Blackout and All Clear are two in a series of novels that Connie has written about “historians,” researchers from the mid 21st century who travel back in time to carry historical research, embedding themselves in the past.
This is a notion that she first explored in a short story called Fire Watch (1983) in which an historian joins the fire watch protecting St Paul’s during the Blitz. Connie returned to the idea in Doomsday Book (1993) in which Kivrin Engel travels back from 2054 to England in 1320 with unforeseen consequences in both times. This was followed by To Say Nothing of the Dog (1998), set in the Edwardian period and in Coventry during the destruction of the Cathedral on 14th November 1940.
In Blackout, and its direct sequel All Clear, Connie takes us back to the Second World War again. Three historians travel back from 2060 to 1940: Mike, masquerading as an American reporter, who is meant to go to Dover to witness the evacuation from Dunkirk but instead finds himself on a rickety boat on its way to pick up soldiers from the beaches; Merope (who takes the name Eileen), masquerading as a servant in Lady Denewell’s country house in Warwickshire which has taken in child evacuees from London; and Polly, who ends up working in a department store on Oxford Street. All three discover that the time travel technology meant to take them back home (“the drops”) has stopped working.
After a whole series of near misses, they eventually meet up in London as the Blitz begins. But now they face some dreadful questions. Are they trapped in the past forever? Will they survive the Blitz? And, worst of all, have their actions, even the tiniest, most inconsequential ones, let alone rescuing someone during a bombing raid, changed the course of history? Will the Germans in fact win the war?
Connie sketches an unforgettable picture of London as the bombs fall night after the night from September 1940 to May 1941. There are vivid scenes in the air raid shelters and Tube stations, as well on the streets and in the shops and cafes as Londoners keep going, despite death falling from the skies night afte rnight.

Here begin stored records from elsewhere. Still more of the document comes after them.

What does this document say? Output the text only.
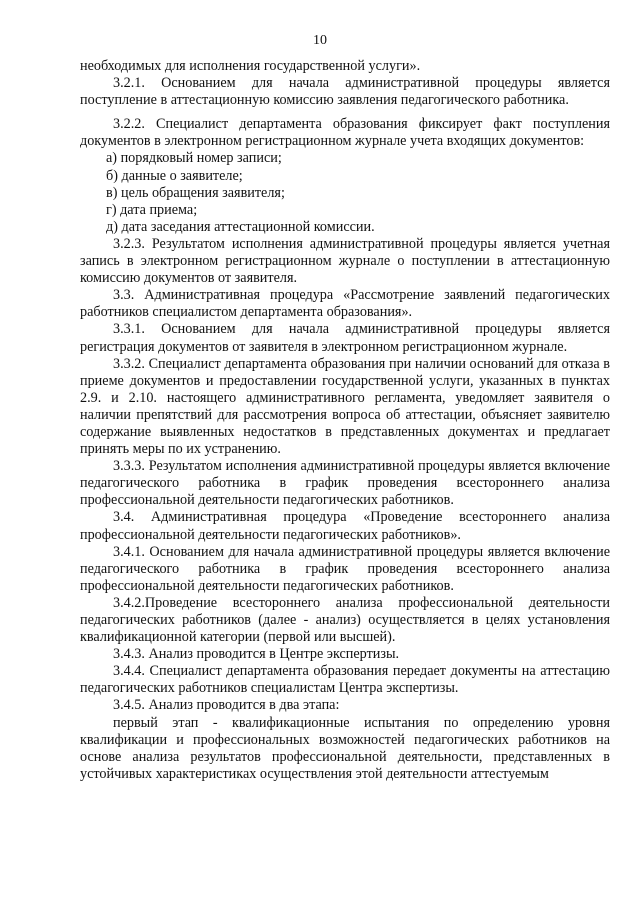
10

необходимых для исполнения государственной услуги».

3.2.1. Основанием для начала административной процедуры является поступление в аттестационную комиссию заявления педагогического работника.

3.2.2. Специалист департамента образования фиксирует факт поступления документов в электронном регистрационном журнале учета входящих документов:

а) порядковый номер записи;

б) данные о заявителе;

в) цель обращения заявителя;

г) дата приема;

д) дата заседания аттестационной комиссии.

3.2.3. Результатом исполнения административной процедуры является учетная запись в электронном регистрационном журнале о поступлении в аттестационную комиссию документов от заявителя.

3.3. Административная процедура «Рассмотрение заявлений педагогических работников специалистом департамента образования».

3.3.1. Основанием для начала административной процедуры является регистрация документов от заявителя в электронном регистрационном журнале.

3.3.2. Специалист департамента образования при наличии оснований для отказа в приеме документов и предоставлении государственной услуги, указанных в пунктах 2.9. и 2.10. настоящего административного регламента, уведомляет заявителя о наличии препятствий для рассмотрения вопроса об аттестации, объясняет заявителю содержание выявленных недостатков в представленных документах и предлагает принять меры по их устранению.

3.3.3. Результатом исполнения административной процедуры является включение педагогического работника в график проведения всестороннего анализа профессиональной деятельности педагогических работников.

3.4. Административная процедура «Проведение всестороннего анализа профессиональной деятельности педагогических работников».

3.4.1. Основанием для начала административной процедуры является включение педагогического работника в график проведения всестороннего анализа профессиональной деятельности педагогических работников.

3.4.2.Проведение всестороннего анализа профессиональной деятельности педагогических работников (далее - анализ) осуществляется в целях установления квалификационной категории (первой или высшей).

3.4.3. Анализ проводится в Центре экспертизы.

3.4.4. Специалист департамента образования передает документы на аттестацию педагогических работников специалистам Центра экспертизы.

3.4.5. Анализ проводится в два этапа:

первый этап - квалификационные испытания по определению уровня квалификации и профессиональных возможностей педагогических работников на основе анализа результатов профессиональной деятельности, представленных в устойчивых характеристиках осуществления этой деятельности аттестуемым
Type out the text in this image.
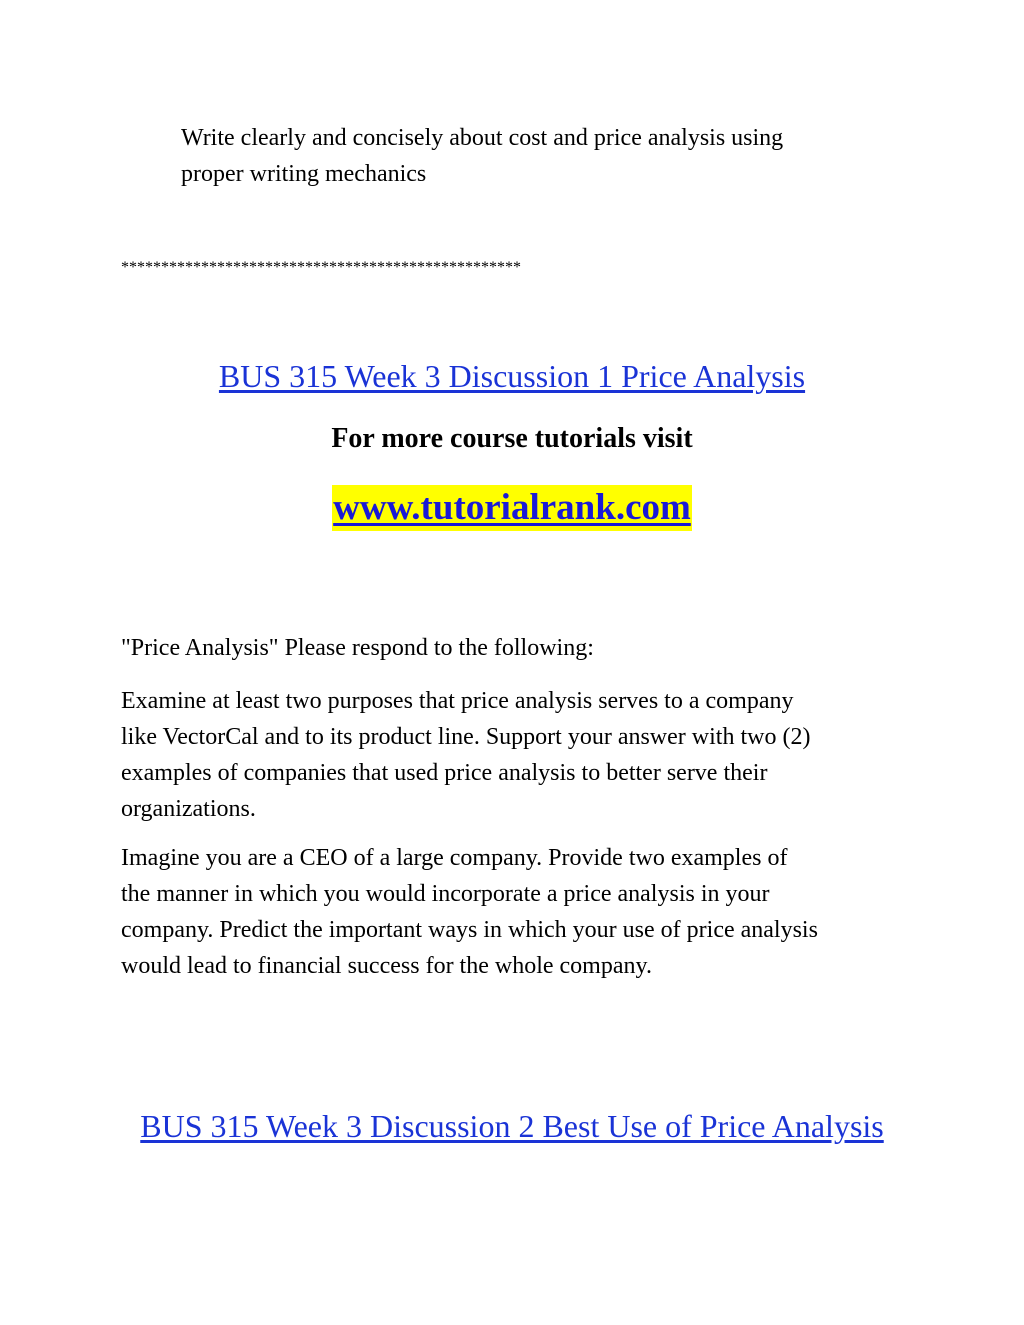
Write clearly and concisely about cost and price analysis using
proper writing mechanics

**************************************************

BUS 315 Week 3 Discussion 1 Price Analysis

For more course tutorials visit

www.tutorialrank.com

"Price Analysis" Please respond to the following:

Examine at least two purposes that price analysis serves to a company
like VectorCal and to its product line. Support your answer with two (2)
examples of companies that used price analysis to better serve their
organizations.

Imagine you are a CEO of a large company. Provide two examples of
the manner in which you would incorporate a price analysis in your
company. Predict the important ways in which your use of price analysis
would lead to financial success for the whole company.

BUS 315 Week 3 Discussion 2 Best Use of Price Analysis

There is loss and tragedy, but there is also a great deal of humour, much of it provided by Alf and Binnie, two children evacuated from the East End – possibly the naughtiest children in the universe – whom Eileen looks after. A host of other characters have their entrances and their exits ; the vicar in Warwickshire who befriends Eileen; Mrs Ricket, Polly’s sourfaced landlady; Mr Humphreys, a fire warden at St Paul’s; Mr Dunworthy, head of the time travel department; Godfrey Kingsman, an ageing Shakespearean actor who befriends Polly, Alan Turing, the decoding genius; and Agatha Christie, who neeeds no introduction
In addition there is a sub-plot featuring Mary Kent, who works in civil defence during the V1 and V2 attacks in the summer of 1944, and who is not whom she seems, while a significant role is played by Holman Hunt’s famous painting ” The Light of the World” in St Paul’s. Finally, there is Colin Templar’s quest.
At the end of of All Clear the myriad plot lines, coincidences, confusions and mysteries are neatly resolved and yet, after 1400 pages, you are still reluctant to say goodbye to the characters whose lives and experiences you have shared so fully. Let’s leave the last word to Eileen on VE day when she meets the vicar again in Trafalgar Square.
He beamed at her. ‘This is a wonderful night, isn’t it?’
‘Yes,’ she said, looking around the crowd. She had wanted to come here, to see this, ever since she was a first-year student. She’s been furious when she found out Mr Dunworthy had assigned it to someone else.
But if she’d come then, she would never have properly appreciated it. She’d have seen the happy crowds and the Union Jacks and the bonfires, but she’d have had no idea of what it meant to see the lights on after years of navigating in the dark, what it meant to look up at an approaching plane without fear, to hear church bells after years of air-raid sirens. She’d have had no idea of the years of rationing and shabby clothes and fear that lay behind the smiles and the cheering, no idea of what it had cost to bring this day to pass – the lives of all those soldiers and sailors and airmen and civilians… She’d have had no idea what this meant to Lady Denewell, who’d lost her husband and her only son, or to Mr Humphreys and the rest of the fire watch who’d worked so hard to save St Paul’s…
I was born ten years after the end of the war, and yet I found these novels very moving. Read them. Your life will be enriched.